Stoughton Street was covered in art last Saturday. Children drew on the ground, music boomed down the block, and vendors and artists lined the street for the fourth annual Uphams Corner Street Festival and birthday celebration for the Fairmount Cultural Corridor.

“We want to celebrate the community,” said Val Daley, director of Upham’s Corner Main Streets, which hosts the festival. The event was not as large as others had been in the past, she said, as other Roxbury/Dorchester events took place that same afternoon. However, there was a steady flow of visitors through the area, especially around the two food trucks parked near the Columbia Road intersection.

Vendors displayed jewelry, scarves, even shoes along the blocked-off portion of the street. It is important, Daley said, to allow locals to “access the creative economy.” Some selling their wares were part of UP Market, which aims to support local artists, crafters, and creative small businesses.

Though the Fairmount Cultural Corridor is three years old, Saturday marked the first partnered celebration of the group’s birthday. They hope to expand with similar events along the Fairmount Corridor, said Ramona Lisa Alexander, the arts and culture manager of the Dudley Street Neighborhood Initiative (DSNI), which is part of the Fairmount Culture Corridor.

“Interest ebbs and flows,” Alexander said. “The more people see stuff like this in Boston,  the more and more they expect it.”

The cultural group’s Uphams Corner origins are vital, she said, and they pull from local artistic talent through an artist-in-residency program. “There are so many diverse artists around who are doing this -- coming out because they want to sell in their market,” Alexander said.

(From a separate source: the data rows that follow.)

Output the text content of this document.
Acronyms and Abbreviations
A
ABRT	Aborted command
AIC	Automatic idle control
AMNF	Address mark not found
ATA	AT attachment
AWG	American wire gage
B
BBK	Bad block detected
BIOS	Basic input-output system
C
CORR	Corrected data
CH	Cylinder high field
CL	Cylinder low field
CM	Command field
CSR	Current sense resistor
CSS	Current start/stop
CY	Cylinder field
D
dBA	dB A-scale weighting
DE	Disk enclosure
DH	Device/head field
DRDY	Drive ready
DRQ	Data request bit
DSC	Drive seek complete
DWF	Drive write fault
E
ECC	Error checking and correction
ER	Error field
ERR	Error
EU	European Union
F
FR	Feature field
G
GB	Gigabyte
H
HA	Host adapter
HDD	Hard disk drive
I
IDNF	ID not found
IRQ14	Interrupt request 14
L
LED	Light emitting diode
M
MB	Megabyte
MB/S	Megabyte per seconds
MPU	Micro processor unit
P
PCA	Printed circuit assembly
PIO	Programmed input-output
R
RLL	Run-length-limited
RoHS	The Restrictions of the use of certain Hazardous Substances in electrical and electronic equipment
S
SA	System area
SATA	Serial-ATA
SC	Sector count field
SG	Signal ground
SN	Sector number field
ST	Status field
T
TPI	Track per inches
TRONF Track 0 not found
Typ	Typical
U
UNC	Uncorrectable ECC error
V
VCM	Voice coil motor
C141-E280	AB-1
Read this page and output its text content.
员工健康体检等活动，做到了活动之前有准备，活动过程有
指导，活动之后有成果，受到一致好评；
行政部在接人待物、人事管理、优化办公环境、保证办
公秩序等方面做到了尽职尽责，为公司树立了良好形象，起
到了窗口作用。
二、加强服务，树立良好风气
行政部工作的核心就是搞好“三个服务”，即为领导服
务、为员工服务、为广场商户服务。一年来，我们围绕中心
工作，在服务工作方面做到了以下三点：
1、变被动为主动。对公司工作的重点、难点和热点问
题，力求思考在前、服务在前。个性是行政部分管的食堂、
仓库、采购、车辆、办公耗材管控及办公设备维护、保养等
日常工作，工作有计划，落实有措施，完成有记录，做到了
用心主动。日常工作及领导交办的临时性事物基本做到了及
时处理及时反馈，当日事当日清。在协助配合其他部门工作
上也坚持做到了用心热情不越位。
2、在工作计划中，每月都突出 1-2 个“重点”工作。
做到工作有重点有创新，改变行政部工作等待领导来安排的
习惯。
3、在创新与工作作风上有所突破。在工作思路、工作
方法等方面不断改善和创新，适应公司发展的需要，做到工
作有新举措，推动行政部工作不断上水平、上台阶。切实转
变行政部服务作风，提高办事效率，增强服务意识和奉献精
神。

Nansi Guevara, a DSNI artist-in-residence who works with public school students, assisted another artist at the festival. At a table strewn with bright yellow fake flowers, attendees created small bouquets, wrapping the flowers with thick ribbons. They wrote their favorite location and an explanation on the ribbons, with the promise that the artist would deliver the flowers to that place.

Offering public events of this sort helps expose neighbors to artistic resources they may be aware of but rarely encounter, Guevara said. “I am very social justice-centered and I feel strongly that I need to be connected to communities,” specifically communities of color, she said. “Events like this help folks engage with the arts, and ... art is essential to help us think in a different way.”